Однажды в дверь постучали. На пороге — женщина в костюме, как у моего директора.
— Вы здесь… кафе без лицензии? — спросила она, оглядывая гирлянду из крышек от банок.
Сердце упало в сапоги. Но баба Галя вышла вперёд, подбоченившись:
— Кафе? Мы тут, милочка, клуб по интересам. «Общество любителей семечек и разговоров». Вступительный взнос — пирог с повидлом.
Женщина заплатила. Съела два куска. Ушла, оставив визитку: «Если решите расширяться — звоните. У меня муж тоже йогой увлёкся…»
Сейчас в нашем гараже висит вывеска «Облака» — сыновья нарисовали на старой двери. «Потому что пироги пушистые», — сказали они. Баба Галя научила Славу печь блины, Алёна с мужем открыли «детский угол» с мелками, а Виктор Петрович… Он женился на бухгалтерше из налоговой. Говорит, её вишнёвый пирог «почти как у Людки».
Иногда я спрашиваю: «Галя, как мы всё это провернули?»
— А мы и не крутили, — смеётся она. — Просто тесто замесили да духовку включили. Жизнь сама допеклась.
И правда — оказывается, мир не в ежедневнике.
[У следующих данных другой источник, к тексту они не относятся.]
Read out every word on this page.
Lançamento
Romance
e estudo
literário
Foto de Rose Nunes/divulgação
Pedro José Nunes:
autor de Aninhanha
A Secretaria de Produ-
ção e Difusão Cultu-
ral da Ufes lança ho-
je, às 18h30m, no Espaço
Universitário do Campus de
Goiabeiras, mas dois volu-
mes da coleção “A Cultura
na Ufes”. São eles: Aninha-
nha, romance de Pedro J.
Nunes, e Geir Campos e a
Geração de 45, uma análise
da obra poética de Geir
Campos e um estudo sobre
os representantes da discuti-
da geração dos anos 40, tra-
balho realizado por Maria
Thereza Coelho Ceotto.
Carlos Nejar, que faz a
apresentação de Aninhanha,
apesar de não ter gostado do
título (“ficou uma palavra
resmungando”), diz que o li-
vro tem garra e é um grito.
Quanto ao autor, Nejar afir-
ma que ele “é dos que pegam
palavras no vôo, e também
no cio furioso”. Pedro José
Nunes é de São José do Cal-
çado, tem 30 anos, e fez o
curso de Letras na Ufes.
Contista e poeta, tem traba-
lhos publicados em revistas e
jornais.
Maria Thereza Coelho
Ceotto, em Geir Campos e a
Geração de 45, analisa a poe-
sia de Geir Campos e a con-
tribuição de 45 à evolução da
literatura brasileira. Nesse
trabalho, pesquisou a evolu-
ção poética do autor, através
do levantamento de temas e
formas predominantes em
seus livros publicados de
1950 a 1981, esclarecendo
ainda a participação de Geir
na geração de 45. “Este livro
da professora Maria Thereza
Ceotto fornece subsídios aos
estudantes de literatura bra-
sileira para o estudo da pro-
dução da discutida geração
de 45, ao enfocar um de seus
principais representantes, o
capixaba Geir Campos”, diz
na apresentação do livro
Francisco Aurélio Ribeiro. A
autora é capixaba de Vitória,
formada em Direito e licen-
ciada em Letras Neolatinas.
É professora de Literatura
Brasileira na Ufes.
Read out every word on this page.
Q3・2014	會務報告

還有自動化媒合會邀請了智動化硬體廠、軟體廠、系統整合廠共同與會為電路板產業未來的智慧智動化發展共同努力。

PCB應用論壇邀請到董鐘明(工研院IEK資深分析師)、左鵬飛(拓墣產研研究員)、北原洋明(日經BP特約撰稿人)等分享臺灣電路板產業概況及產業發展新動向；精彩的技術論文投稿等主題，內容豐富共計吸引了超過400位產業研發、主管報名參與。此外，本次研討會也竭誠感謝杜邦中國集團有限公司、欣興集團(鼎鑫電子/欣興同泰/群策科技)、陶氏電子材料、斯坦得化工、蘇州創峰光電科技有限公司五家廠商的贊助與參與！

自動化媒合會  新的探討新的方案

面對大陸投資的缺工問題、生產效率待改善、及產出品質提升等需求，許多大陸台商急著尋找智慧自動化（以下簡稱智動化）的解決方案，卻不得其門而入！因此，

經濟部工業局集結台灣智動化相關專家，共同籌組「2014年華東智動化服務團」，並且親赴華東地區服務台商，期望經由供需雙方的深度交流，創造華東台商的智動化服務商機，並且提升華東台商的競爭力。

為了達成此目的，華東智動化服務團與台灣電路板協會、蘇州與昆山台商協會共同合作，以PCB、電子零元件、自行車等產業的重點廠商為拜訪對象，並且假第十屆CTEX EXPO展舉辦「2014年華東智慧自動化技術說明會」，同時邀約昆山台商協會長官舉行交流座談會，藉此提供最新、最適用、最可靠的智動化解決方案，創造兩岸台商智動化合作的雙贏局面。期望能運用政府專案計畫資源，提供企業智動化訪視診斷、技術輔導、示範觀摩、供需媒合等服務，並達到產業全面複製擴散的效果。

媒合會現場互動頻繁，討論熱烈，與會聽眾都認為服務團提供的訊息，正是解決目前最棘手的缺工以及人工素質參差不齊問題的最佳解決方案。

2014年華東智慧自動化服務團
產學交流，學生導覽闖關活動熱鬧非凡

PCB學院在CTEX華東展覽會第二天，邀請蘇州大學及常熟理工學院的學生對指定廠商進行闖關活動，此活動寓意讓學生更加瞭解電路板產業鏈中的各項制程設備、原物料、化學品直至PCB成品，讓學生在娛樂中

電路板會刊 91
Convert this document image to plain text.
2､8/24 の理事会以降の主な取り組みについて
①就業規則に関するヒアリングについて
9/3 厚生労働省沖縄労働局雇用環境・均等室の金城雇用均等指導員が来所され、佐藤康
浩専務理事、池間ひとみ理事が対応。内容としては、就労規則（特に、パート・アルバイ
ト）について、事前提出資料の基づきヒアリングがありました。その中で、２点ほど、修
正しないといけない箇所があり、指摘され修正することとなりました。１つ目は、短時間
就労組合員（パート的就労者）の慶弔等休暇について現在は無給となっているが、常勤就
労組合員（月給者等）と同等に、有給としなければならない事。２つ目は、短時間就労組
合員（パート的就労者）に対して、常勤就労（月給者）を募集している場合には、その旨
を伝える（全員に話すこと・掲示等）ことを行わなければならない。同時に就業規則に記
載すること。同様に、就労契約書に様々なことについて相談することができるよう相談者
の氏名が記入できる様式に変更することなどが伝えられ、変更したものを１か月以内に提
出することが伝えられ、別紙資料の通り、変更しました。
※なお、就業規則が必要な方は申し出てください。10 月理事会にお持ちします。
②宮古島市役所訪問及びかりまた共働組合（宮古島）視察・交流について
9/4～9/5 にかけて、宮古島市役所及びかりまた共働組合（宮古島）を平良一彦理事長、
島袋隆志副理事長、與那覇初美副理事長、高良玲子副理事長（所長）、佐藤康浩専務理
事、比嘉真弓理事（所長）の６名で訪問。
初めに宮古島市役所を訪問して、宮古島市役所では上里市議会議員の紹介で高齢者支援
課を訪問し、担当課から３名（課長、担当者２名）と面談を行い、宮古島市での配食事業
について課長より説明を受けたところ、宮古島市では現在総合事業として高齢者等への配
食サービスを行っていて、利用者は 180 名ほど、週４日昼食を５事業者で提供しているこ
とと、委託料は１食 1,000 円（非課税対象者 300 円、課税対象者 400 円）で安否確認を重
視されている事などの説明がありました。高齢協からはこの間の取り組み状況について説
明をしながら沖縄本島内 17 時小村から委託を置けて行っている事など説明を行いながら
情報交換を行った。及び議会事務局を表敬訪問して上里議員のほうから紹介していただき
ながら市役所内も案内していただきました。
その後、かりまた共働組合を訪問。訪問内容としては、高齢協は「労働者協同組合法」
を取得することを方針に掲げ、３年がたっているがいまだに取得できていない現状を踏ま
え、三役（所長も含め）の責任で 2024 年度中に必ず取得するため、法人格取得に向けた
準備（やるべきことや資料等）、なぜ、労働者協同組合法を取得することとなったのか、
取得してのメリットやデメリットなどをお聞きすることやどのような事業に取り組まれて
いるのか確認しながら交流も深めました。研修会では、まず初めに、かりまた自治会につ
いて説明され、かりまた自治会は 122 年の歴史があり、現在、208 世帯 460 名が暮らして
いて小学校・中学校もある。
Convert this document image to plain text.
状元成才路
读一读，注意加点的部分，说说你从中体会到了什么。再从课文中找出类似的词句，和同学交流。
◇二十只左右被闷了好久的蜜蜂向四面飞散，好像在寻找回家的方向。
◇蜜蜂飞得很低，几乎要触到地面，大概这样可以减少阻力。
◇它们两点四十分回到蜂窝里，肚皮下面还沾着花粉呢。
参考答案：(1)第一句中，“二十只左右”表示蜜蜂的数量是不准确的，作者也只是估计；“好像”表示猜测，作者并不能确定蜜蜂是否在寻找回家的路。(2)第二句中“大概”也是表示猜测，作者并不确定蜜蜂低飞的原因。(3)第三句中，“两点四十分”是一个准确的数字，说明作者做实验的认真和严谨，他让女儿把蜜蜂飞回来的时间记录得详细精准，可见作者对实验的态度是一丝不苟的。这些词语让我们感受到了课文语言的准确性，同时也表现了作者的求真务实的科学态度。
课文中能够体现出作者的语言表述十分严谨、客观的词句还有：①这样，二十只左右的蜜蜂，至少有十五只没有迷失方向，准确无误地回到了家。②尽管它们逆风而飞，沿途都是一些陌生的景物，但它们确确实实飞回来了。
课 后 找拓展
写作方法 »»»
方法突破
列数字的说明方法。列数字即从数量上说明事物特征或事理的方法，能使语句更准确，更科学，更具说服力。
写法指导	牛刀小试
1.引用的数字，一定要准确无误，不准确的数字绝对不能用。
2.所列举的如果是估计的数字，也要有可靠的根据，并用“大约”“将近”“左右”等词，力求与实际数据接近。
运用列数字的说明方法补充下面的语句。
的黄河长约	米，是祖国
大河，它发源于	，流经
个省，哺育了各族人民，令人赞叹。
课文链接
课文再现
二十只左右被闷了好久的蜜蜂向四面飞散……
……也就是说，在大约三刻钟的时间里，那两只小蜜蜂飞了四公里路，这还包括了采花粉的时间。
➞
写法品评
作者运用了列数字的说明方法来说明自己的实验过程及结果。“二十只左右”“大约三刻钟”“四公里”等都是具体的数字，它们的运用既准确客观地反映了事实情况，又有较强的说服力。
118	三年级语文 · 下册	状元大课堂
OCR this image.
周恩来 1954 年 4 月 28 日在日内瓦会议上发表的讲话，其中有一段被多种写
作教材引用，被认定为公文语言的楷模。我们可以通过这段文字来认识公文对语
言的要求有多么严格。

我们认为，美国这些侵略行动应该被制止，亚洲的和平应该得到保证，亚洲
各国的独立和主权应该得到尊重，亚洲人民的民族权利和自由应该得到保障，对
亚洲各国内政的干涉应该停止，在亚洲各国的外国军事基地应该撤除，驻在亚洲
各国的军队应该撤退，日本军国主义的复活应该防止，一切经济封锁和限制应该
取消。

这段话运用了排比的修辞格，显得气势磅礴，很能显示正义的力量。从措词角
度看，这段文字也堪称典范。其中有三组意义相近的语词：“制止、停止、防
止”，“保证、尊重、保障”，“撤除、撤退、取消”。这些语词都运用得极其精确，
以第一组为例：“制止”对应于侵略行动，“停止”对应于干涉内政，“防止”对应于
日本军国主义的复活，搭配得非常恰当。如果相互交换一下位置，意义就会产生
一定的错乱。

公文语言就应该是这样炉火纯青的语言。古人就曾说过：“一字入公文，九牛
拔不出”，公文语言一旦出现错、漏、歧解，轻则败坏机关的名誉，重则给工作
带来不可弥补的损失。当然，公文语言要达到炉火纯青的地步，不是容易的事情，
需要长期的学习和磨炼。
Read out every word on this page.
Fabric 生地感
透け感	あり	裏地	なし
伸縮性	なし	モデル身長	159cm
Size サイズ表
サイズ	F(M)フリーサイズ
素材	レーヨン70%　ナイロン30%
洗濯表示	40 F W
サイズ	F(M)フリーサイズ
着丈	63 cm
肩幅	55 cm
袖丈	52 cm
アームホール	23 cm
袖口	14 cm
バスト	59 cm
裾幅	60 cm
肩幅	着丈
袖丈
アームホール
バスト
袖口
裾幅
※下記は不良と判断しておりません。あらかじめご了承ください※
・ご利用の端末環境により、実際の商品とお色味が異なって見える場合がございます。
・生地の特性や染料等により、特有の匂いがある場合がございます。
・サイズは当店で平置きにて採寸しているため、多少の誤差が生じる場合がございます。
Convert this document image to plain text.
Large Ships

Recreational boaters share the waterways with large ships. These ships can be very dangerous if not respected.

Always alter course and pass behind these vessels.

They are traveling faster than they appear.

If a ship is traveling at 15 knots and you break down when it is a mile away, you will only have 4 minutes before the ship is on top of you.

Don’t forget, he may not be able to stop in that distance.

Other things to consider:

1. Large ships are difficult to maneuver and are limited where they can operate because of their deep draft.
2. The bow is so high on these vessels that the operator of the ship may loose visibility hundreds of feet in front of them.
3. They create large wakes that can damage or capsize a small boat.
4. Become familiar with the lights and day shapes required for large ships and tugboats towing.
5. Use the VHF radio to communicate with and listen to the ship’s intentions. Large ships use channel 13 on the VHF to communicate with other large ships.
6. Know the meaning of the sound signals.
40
Он в трещине на чашке, из которой пьёшь кофе с тем, кому сегодня хуже, чем тебе. Или в куске пирога, который сосед режет дрожащими руками, вспоминая ту, что больше не печёт. Главное — дать дрожжам подняться. Или людям. Или облакам над крышей гаража, похожим на комья взбитых сливок.